Die Rahmenbedingungen für die Finanzmärkte sehen nicht schlecht aus.

(Foto: picture alliance / dpa-tmn)

Die Finanzmärkte sind für 2024 optimistisch. Dennoch lauern wie immer auch Gefahren an den Börsen dieser Welt. Dabei stellen die Themen Zinsen und Inflation nicht die einzigen Risiken dar. Wie sich Anleger positionieren sollten, lesen Sie hier.

Der November und Dezember 2023 haben an den Aktienmärkten für eine Jahresendrally gesorgt, die diesen Namen wirklich verdient. Dementsprechend gut ist die Stimmung der Anleger zum Beginn des neuen Jahres. Das Gros der Marktteilnehmer geht von einem sogenannten Goldilocks-Szenario aus. Der Name geht auf ein altes Märchen zurück, in dem ein kleines Mädchen namens Goldlöckchen von drei Schüsseln Brei probiert. Eine ist ihr zu heiß, eine zu kalt und eine genau richtig.

Andreas Enke zählt zu den Inhabern und Vorständen der Vermögensverwaltung Geneon Vermögensmanagement.

Andreas Enke zählt zu den Inhabern und Vorständen der Vermögensverwaltung Geneon Vermögensmanagement.

Auf die Finanzmärkte übertragen heißt das, es herrscht eine moderate Inflation bei einem robusten Wirtschaftswachstum, was unterm Strich ein ideales Umfeld für die Geldanlage darstellt. Tatsächlich sah es vor allem in den USA gegen Ende 2023 nach diesem Goldilocks-Szenario aus. Die Inflation bildete sich zurück und die Wirtschaft wuchs weiter, ohne heiß zu laufen oder in eine Rezession abzugleiten. Und die Vereinigten Staaten sind an den Finanzmärkten weiter das Maß aller Dinge.

Zum Beginn des neuen Jahres gingen die Marktteilnehmer davon aus, dass in den USA die Teuerungsrate schon bald die Drei-Prozent-Marke unterschreitet. Dann könnte das Zwei-Prozent-Ziel der US-amerikanischen Notenbank Fed in greifbare Nähe rücken. Vor diesem Hintergrund hielten die Börsianer zum Jahresanfang drei bis fünf Leitzinssenkungen für denkbar, wodurch die Fed das sich abschwächende Wirtschaftswachstum in den USA unterstützen könnte. Niedrigere Zinsen bedeuten für die Unternehmen geringere Kosten bei der Kreditaufnahme. Für private Häuslebauer- oder -käufer gilt das analog.

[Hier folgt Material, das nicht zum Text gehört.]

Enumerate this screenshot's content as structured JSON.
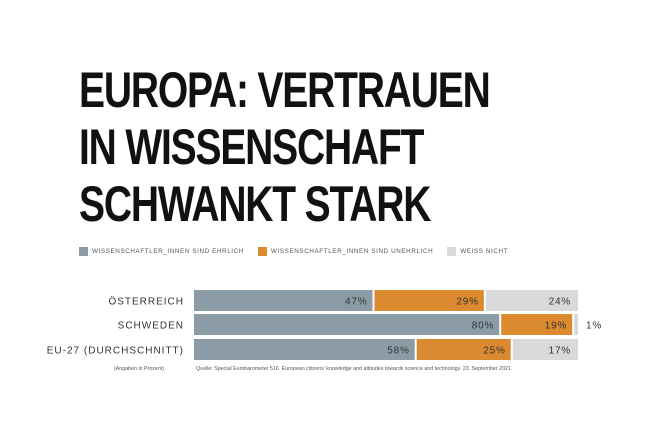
{
  "title_lines": [
    "EUROPA: VERTRAUEN",
    "IN WISSENSCHAFT",
    "SCHWANKT STARK"
  ],
  "colors": {
    "honest": "#8c9ca7",
    "dishonest": "#dc8a30",
    "dontknow": "#d9d9d9"
  },
  "chart_data": {
    "type": "bar",
    "orientation": "horizontal",
    "stacked": true,
    "unit": "%",
    "categories": [
      "ÖSTERREICH",
      "SCHWEDEN",
      "EU-27 (DURCHSCHNITT)"
    ],
    "series": [
      {
        "name": "WISSENSCHAFTLER_INNEN SIND EHRLICH",
        "values": [
          47,
          80,
          58
        ]
      },
      {
        "name": "WISSENSCHAFTLER_INNEN SIND UNEHRLICH",
        "values": [
          29,
          19,
          25
        ]
      },
      {
        "name": "WEISS NICHT",
        "values": [
          24,
          1,
          17
        ]
      }
    ],
    "xlim": [
      0,
      100
    ],
    "legend": "top-left",
    "grid": false
  },
  "footnote": {
    "unit_note": "(Angaben in Prozent)",
    "source": "Quelle: Special Eurobarometer 516. European citizens' knowledge and attitudes towards science and technology. 23. September 2021."
  }
}
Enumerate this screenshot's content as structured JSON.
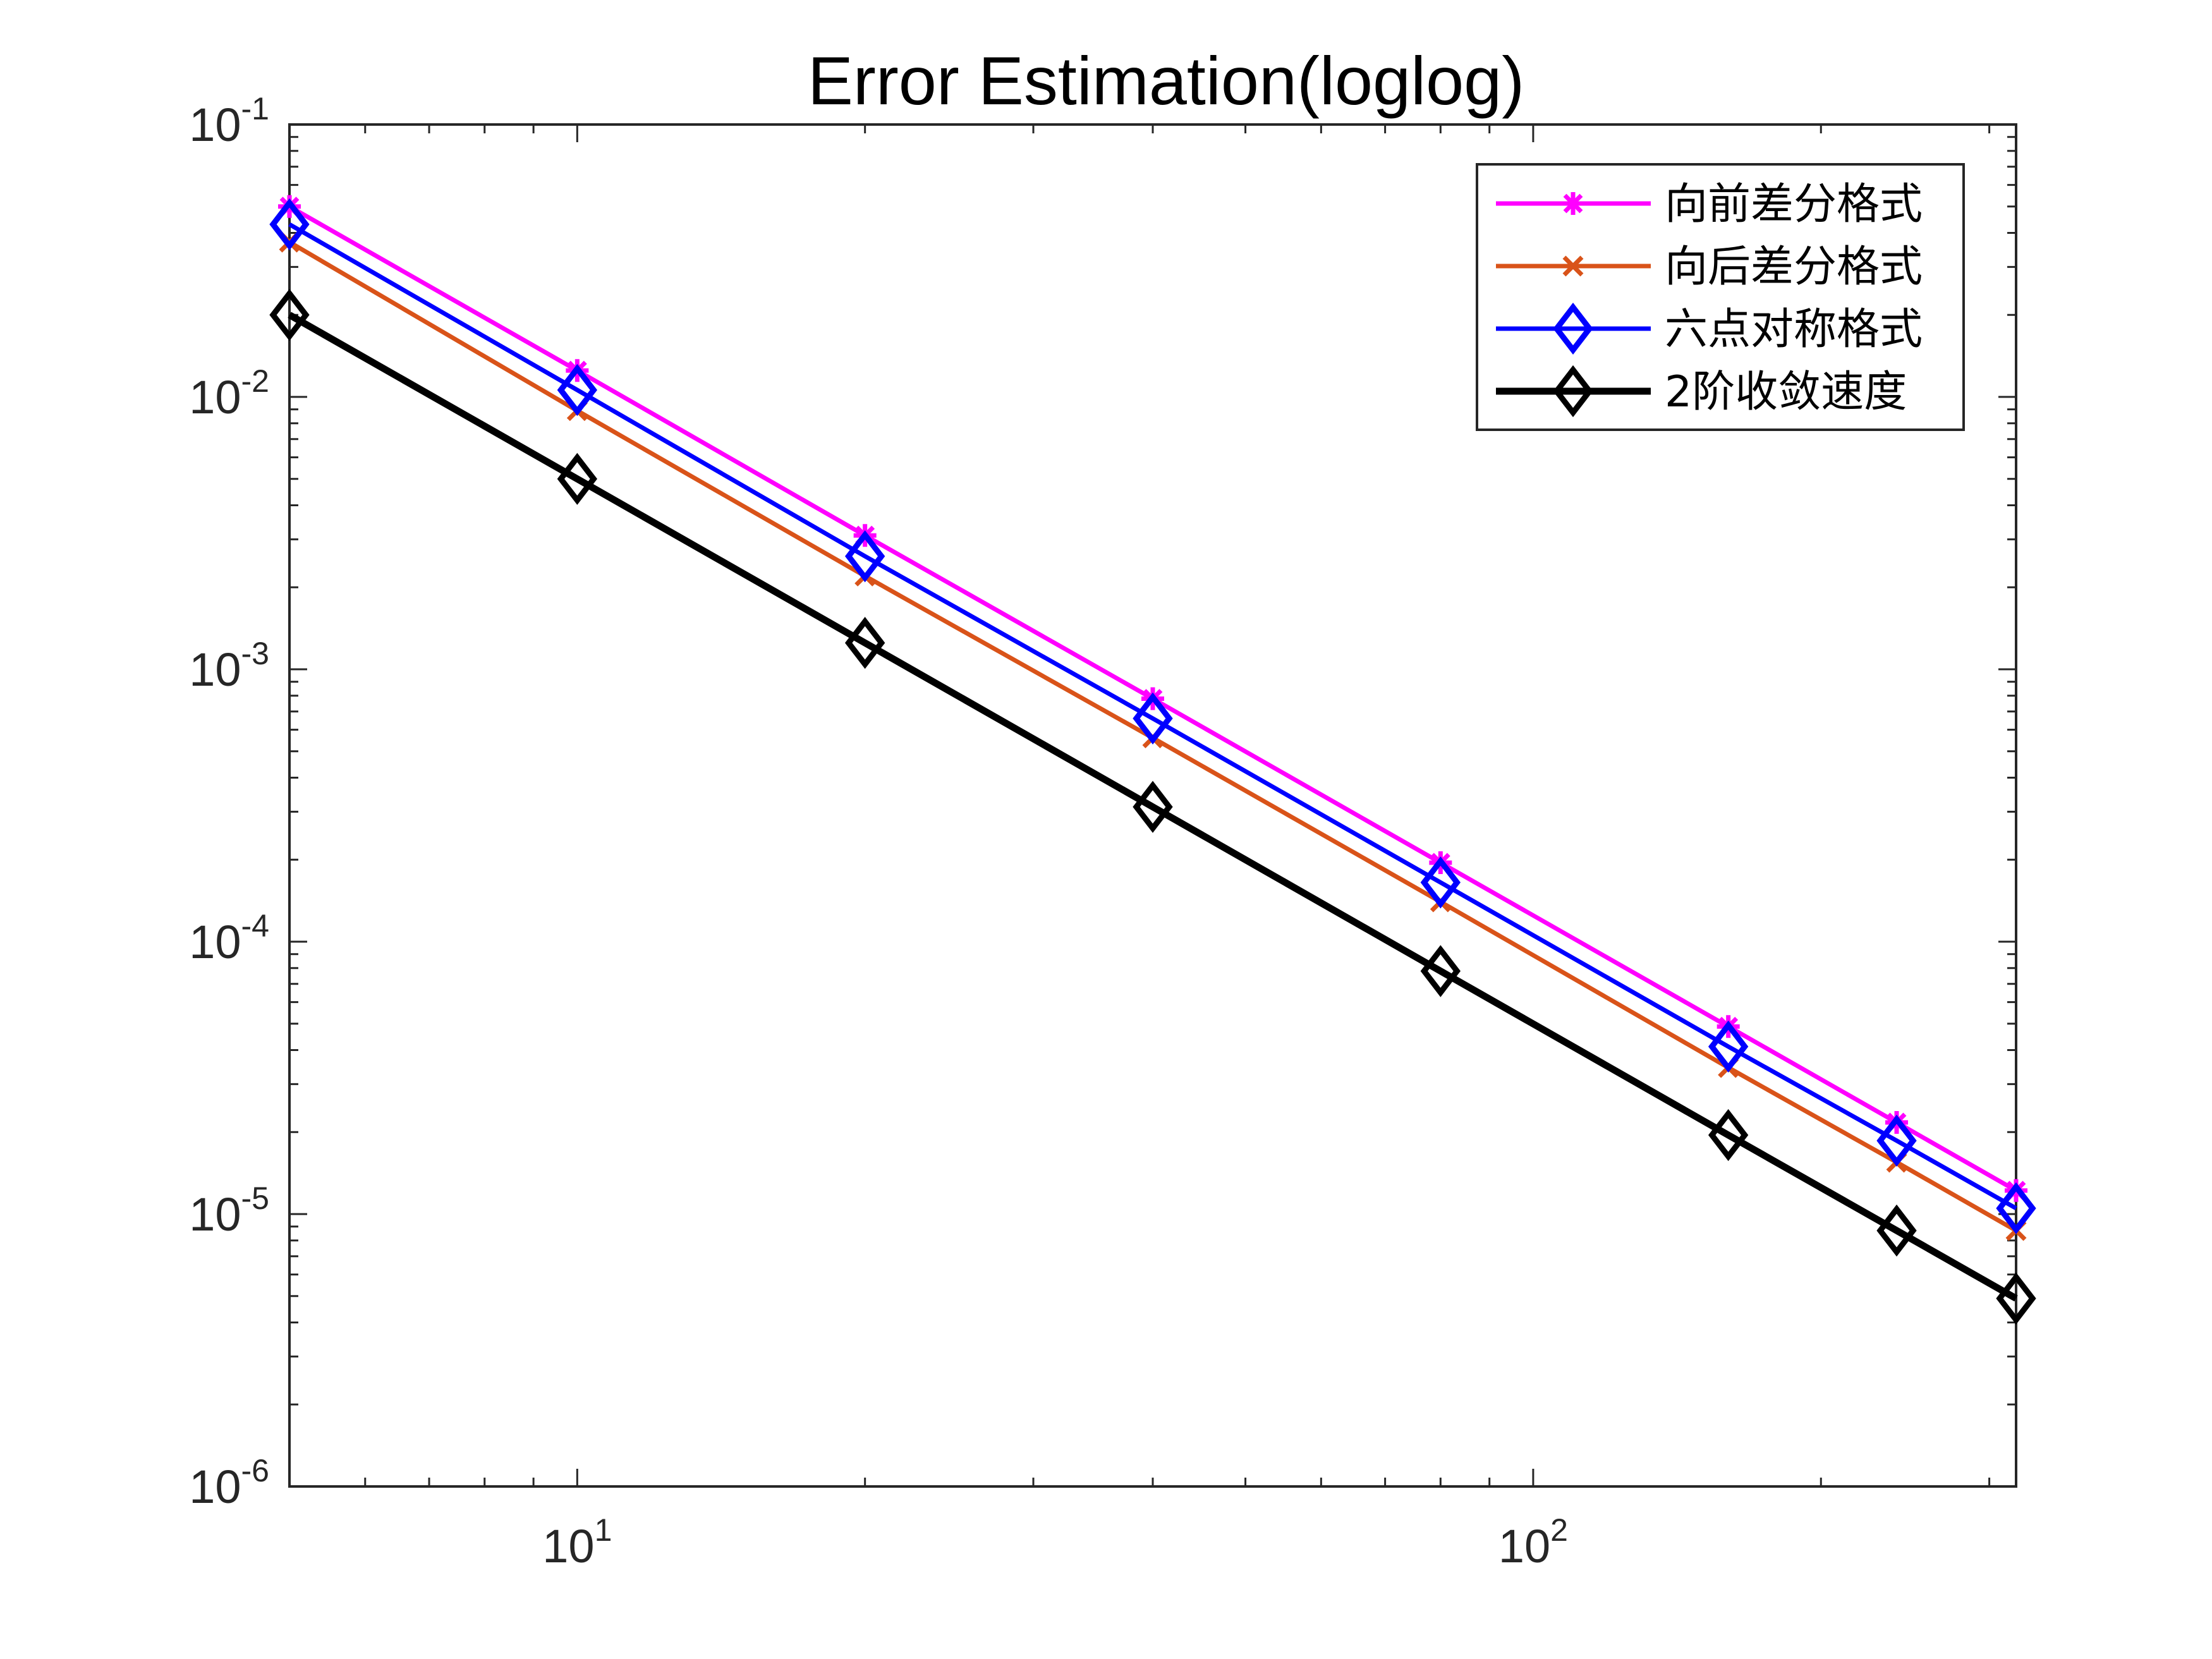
{
  "chart_data": {
    "type": "line",
    "title": "Error Estimation(loglog)",
    "xlabel": "",
    "ylabel": "",
    "xscale": "log",
    "yscale": "log",
    "xlim": [
      5,
      320
    ],
    "ylim": [
      1e-06,
      0.1
    ],
    "x_ticks": [
      {
        "value": 10,
        "base": "10",
        "exp": "1"
      },
      {
        "value": 100,
        "base": "10",
        "exp": "2"
      }
    ],
    "y_ticks": [
      {
        "value": 0.1,
        "base": "10",
        "exp": "-1"
      },
      {
        "value": 0.01,
        "base": "10",
        "exp": "-2"
      },
      {
        "value": 0.001,
        "base": "10",
        "exp": "-3"
      },
      {
        "value": 0.0001,
        "base": "10",
        "exp": "-4"
      },
      {
        "value": 1e-05,
        "base": "10",
        "exp": "-5"
      },
      {
        "value": 1e-06,
        "base": "10",
        "exp": "-6"
      }
    ],
    "grid": false,
    "box": true,
    "legend_position": "top-right",
    "x": [
      5,
      10,
      20,
      40,
      80,
      160,
      240,
      320
    ],
    "series": [
      {
        "name": "向前差分格式",
        "color": "#FF00FF",
        "marker": "asterisk",
        "values": [
          0.05,
          0.0125,
          0.0031,
          0.00078,
          0.000195,
          4.88e-05,
          2.17e-05,
          1.22e-05
        ]
      },
      {
        "name": "向后差分格式",
        "color": "#D95319",
        "marker": "x",
        "values": [
          0.037,
          0.0089,
          0.0022,
          0.00056,
          0.00014,
          3.45e-05,
          1.55e-05,
          8.7e-06
        ]
      },
      {
        "name": "六点对称格式",
        "color": "#0000FF",
        "marker": "diamond",
        "values": [
          0.043,
          0.0106,
          0.0026,
          0.00066,
          0.000165,
          4.12e-05,
          1.86e-05,
          1.05e-05
        ]
      },
      {
        "name": "2阶收敛速度",
        "color": "#000000",
        "marker": "diamond",
        "values": [
          0.02,
          0.005,
          0.00125,
          0.0003125,
          7.8e-05,
          1.95e-05,
          8.7e-06,
          4.9e-06
        ]
      }
    ]
  }
}
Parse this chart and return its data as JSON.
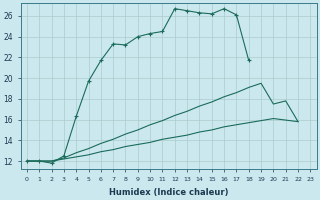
{
  "xlabel": "Humidex (Indice chaleur)",
  "background_color": "#cce8ef",
  "grid_color": "#aacccc",
  "line_color": "#1a6b5a",
  "xlim": [
    -0.5,
    23.5
  ],
  "ylim": [
    11.2,
    27.2
  ],
  "yticks": [
    12,
    14,
    16,
    18,
    20,
    22,
    24,
    26
  ],
  "xticks": [
    0,
    1,
    2,
    3,
    4,
    5,
    6,
    7,
    8,
    9,
    10,
    11,
    12,
    13,
    14,
    15,
    16,
    17,
    18,
    19,
    20,
    21,
    22,
    23
  ],
  "line1_x": [
    0,
    1,
    2,
    3,
    4,
    5,
    6,
    7,
    8,
    9,
    10,
    11,
    12,
    13,
    14,
    15,
    16,
    17,
    18
  ],
  "line1_y": [
    12,
    12,
    11.8,
    12.5,
    16.3,
    19.7,
    21.7,
    23.3,
    23.2,
    24.0,
    24.3,
    24.5,
    26.7,
    26.5,
    26.3,
    26.2,
    26.7,
    26.1,
    21.7
  ],
  "line2_x": [
    0,
    1,
    2,
    3,
    4,
    5,
    6,
    7,
    8,
    9,
    10,
    11,
    12,
    13,
    14,
    15,
    16,
    17,
    18,
    19,
    20,
    21,
    22
  ],
  "line2_y": [
    12,
    12,
    12,
    12.3,
    12.8,
    13.2,
    13.7,
    14.1,
    14.6,
    15.0,
    15.5,
    15.9,
    16.4,
    16.8,
    17.3,
    17.7,
    18.2,
    18.6,
    19.1,
    19.5,
    17.5,
    17.8,
    15.8
  ],
  "line3_x": [
    0,
    1,
    2,
    3,
    4,
    5,
    6,
    7,
    8,
    9,
    10,
    11,
    12,
    13,
    14,
    15,
    16,
    17,
    18,
    19,
    20,
    22
  ],
  "line3_y": [
    12,
    12,
    12,
    12.2,
    12.4,
    12.6,
    12.9,
    13.1,
    13.4,
    13.6,
    13.8,
    14.1,
    14.3,
    14.5,
    14.8,
    15.0,
    15.3,
    15.5,
    15.7,
    15.9,
    16.1,
    15.8
  ]
}
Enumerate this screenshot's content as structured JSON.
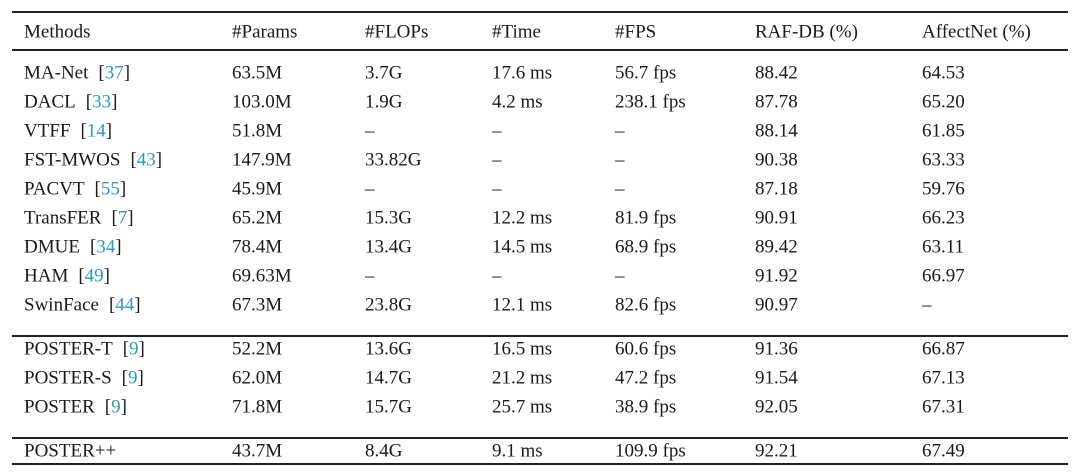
{
  "table": {
    "header": [
      "Methods",
      "#Params",
      "#FLOPs",
      "#Time",
      "#FPS",
      "RAF-DB (%)",
      "AffectNet (%)"
    ],
    "groups": [
      [
        {
          "method": "MA-Net",
          "ref": "[37]",
          "cells": [
            "63.5M",
            "3.7G",
            "17.6 ms",
            "56.7 fps",
            "88.42",
            "64.53"
          ]
        },
        {
          "method": "DACL",
          "ref": "[33]",
          "cells": [
            "103.0M",
            "1.9G",
            "4.2 ms",
            "238.1 fps",
            "87.78",
            "65.20"
          ]
        },
        {
          "method": "VTFF",
          "ref": "[14]",
          "cells": [
            "51.8M",
            "–",
            "–",
            "–",
            "88.14",
            "61.85"
          ]
        },
        {
          "method": "FST-MWOS",
          "ref": "[43]",
          "cells": [
            "147.9M",
            "33.82G",
            "–",
            "–",
            "90.38",
            "63.33"
          ]
        },
        {
          "method": "PACVT",
          "ref": "[55]",
          "cells": [
            "45.9M",
            "–",
            "–",
            "–",
            "87.18",
            "59.76"
          ]
        },
        {
          "method": "TransFER",
          "ref": "[7]",
          "cells": [
            "65.2M",
            "15.3G",
            "12.2 ms",
            "81.9 fps",
            "90.91",
            "66.23"
          ]
        },
        {
          "method": "DMUE",
          "ref": "[34]",
          "cells": [
            "78.4M",
            "13.4G",
            "14.5 ms",
            "68.9 fps",
            "89.42",
            "63.11"
          ]
        },
        {
          "method": "HAM",
          "ref": "[49]",
          "cells": [
            "69.63M",
            "–",
            "–",
            "–",
            "91.92",
            "66.97"
          ]
        },
        {
          "method": "SwinFace",
          "ref": "[44]",
          "cells": [
            "67.3M",
            "23.8G",
            "12.1 ms",
            "82.6 fps",
            "90.97",
            "–"
          ]
        }
      ],
      [
        {
          "method": "POSTER-T",
          "ref": "[9]",
          "cells": [
            "52.2M",
            "13.6G",
            "16.5 ms",
            "60.6 fps",
            "91.36",
            "66.87"
          ]
        },
        {
          "method": "POSTER-S",
          "ref": "[9]",
          "cells": [
            "62.0M",
            "14.7G",
            "21.2 ms",
            "47.2 fps",
            "91.54",
            "67.13"
          ]
        },
        {
          "method": "POSTER",
          "ref": "[9]",
          "cells": [
            "71.8M",
            "15.7G",
            "25.7 ms",
            "38.9 fps",
            "92.05",
            "67.31"
          ]
        }
      ],
      [
        {
          "method": "POSTER++",
          "cells": [
            "43.7M",
            "8.4G",
            "9.1 ms",
            "109.9 fps",
            "92.21",
            "67.49"
          ]
        }
      ]
    ]
  }
}
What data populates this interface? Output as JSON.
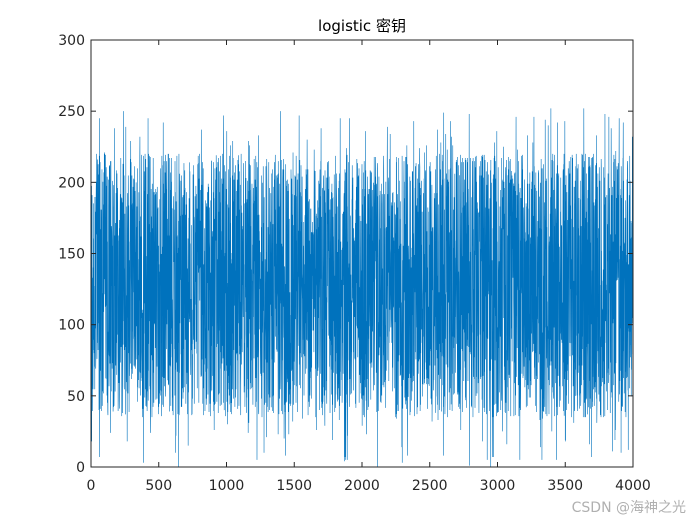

Erholung auch außerhalb der USA

Gleichzeitig scheint sich das Wachstum in China, der nach den USA zweitgrößten Volkswirtschaft der Welt, zu stabilisieren - wenn auch auf einem für dortige Verhältnisse niedrigen Niveau. Selbst in Europa ist ein gewisser Aufschwung in diesem Jahr denkbar. Seit dem Frühjahr 2023 steigen hier die Reallöhne, was die Verbraucher ermutigen könnte, wieder etwas mehr Geld auszugeben.

Das alles zusammen und die nicht mehr ganz so hohen Energiepreise sprechen eigentlich für eine Erholung der Weltkonjunktur. Wenn dann gleichzeitig tatsächlich die Inflation weiter sinkt, sind die Rahmenbedingungen für die Finanzmärkte nahezu perfekt.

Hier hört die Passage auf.